RE: [PATCH 0/2] execve scalability issues, part 1

David Laight posted 2 patches 2 years, 3 months ago
Only 0 patches received!
RE: [PATCH 0/2] execve scalability issues, part 1
Posted by David Laight 2 years, 3 months ago
From: Jan Kara
> Sent: Wednesday, August 23, 2023 10:49 AM
....
> > --- a/include/linux/mm_types.h
> > +++ b/include/linux/mm_types.h
> > @@ -737,7 +737,11 @@ struct mm_struct {
> >
> >                 unsigned long saved_auxv[AT_VECTOR_SIZE]; /* for
> > /proc/PID/auxv */
> >
> > -               struct percpu_counter rss_stat[NR_MM_COUNTERS];
> > +               union {
> > +                       struct percpu_counter rss_stat[NR_MM_COUNTERS];
> > +                       u64 *rss_stat_single;
> > +               };
> > +               bool    magic_flag_stuffed_elsewhere;

I wouldn't use a union to save a pointer - it is asking for trouble.

> >
> >                 struct linux_binfmt *binfmt;
> >
> >
> > Then for single-threaded case an area is allocated for NR_MM_COUNTERS
> > countes * 2 -- first set updated without any synchro by current
> > thread. Second set only to be modified by others and protected with
> > mm->arg_lock. The lock protects remote access to the union to begin
> > with.
> 
> arg_lock seems a bit like a hack. How is it related to rss_stat? The scheme
> with two counters is clever but I'm not 100% convinced the complexity is
> really worth it. I'm not sure the overhead of always using an atomic
> counter would really be measurable as atomic counter ops in local CPU cache
> tend to be cheap.
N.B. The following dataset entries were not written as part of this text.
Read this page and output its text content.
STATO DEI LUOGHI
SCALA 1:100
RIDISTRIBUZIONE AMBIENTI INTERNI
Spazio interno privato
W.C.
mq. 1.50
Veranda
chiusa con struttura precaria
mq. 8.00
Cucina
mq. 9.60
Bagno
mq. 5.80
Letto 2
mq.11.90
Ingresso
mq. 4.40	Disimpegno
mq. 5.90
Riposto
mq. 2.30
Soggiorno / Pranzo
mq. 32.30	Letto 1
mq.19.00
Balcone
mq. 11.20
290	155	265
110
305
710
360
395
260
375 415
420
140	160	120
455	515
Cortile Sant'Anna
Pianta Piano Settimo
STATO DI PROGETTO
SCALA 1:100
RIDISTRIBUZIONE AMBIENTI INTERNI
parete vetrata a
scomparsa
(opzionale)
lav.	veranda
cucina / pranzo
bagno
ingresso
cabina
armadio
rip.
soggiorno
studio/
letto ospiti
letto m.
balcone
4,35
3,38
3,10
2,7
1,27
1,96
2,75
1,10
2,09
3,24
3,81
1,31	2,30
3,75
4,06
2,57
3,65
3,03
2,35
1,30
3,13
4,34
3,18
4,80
Did you try to measure the difference?

A separate lock is worse than atomics.
(Although some 32bit arch may have issues with 64bit atomics.)

I think you'll be surprised just how slow atomic ops are.
Even when present in the local cache.
(Probably because any other copies have to be invalidated.)

	David

-
Registered Address Lakeside, Bramley Road, Mount Farm, Milton Keynes, MK1 1PT, UK
Registration No: 1397386 (Wales)
Re: [PATCH 0/2] execve scalability issues, part 1
Posted by Mateusz Guzik 2 years, 3 months ago
On 8/23/23, David Laight <David.Laight@aculab.com> wrote:
> From: Jan Kara
>> Sent: Wednesday, August 23, 2023 10:49 AM
> ....
>> > --- a/include/linux/mm_types.h
>> > +++ b/include/linux/mm_types.h
>> > @@ -737,7 +737,11 @@ struct mm_struct {
>> >
>> >                 unsigned long saved_auxv[AT_VECTOR_SIZE]; /* for
>> > /proc/PID/auxv */
>> >
>> > -               struct percpu_counter rss_stat[NR_MM_COUNTERS];
>> > +               union {
>> > +                       struct percpu_counter rss_stat[NR_MM_COUNTERS];
>> > +                       u64 *rss_stat_single;
>> > +               };
>> > +               bool    magic_flag_stuffed_elsewhere;
>
> I wouldn't use a union to save a pointer - it is asking for trouble.
>

I may need to abandon this bit anyway -- counter init adds counters to
a global list and I can't call easily call it like that.

>> >
>> >                 struct linux_binfmt *binfmt;
>> >
>> >
>> > Then for single-threaded case an area is allocated for NR_MM_COUNTERS
>> > countes * 2 -- first set updated without any synchro by current
>> > thread. Second set only to be modified by others and protected with
>> > mm->arg_lock. The lock protects remote access to the union to begin
>> > with.
>>
>> arg_lock seems a bit like a hack. How is it related to rss_stat? The
>> scheme
>> with two counters is clever but I'm not 100% convinced the complexity is
>> really worth it. I'm not sure the overhead of always using an atomic
>> counter would really be measurable as atomic counter ops in local CPU
>> cache
>> tend to be cheap. Did you try to measure the difference?
>
> A separate lock is worse than atomics.
> (Although some 32bit arch may have issues with 64bit atomics.)
>

But in my proposal the separate lock is used to facilitate *NOT* using
atomics by the most common consumer -- the only thread.

The lock is only used for the transition to multithreaded state for
updated by remote parties (both rare compared to updated by current).

> I think you'll be surprised just how slow atomic ops are.
> Even when present in the local cache.
> (Probably because any other copies have to be invalidated.)
>

Agreed. They have always been super expensive on x86-64 (and continue
to be). I keep running to claims they are not, I don't know where
that's coming from.

-- 
Mateusz Guzik <mjguzik gmail.com>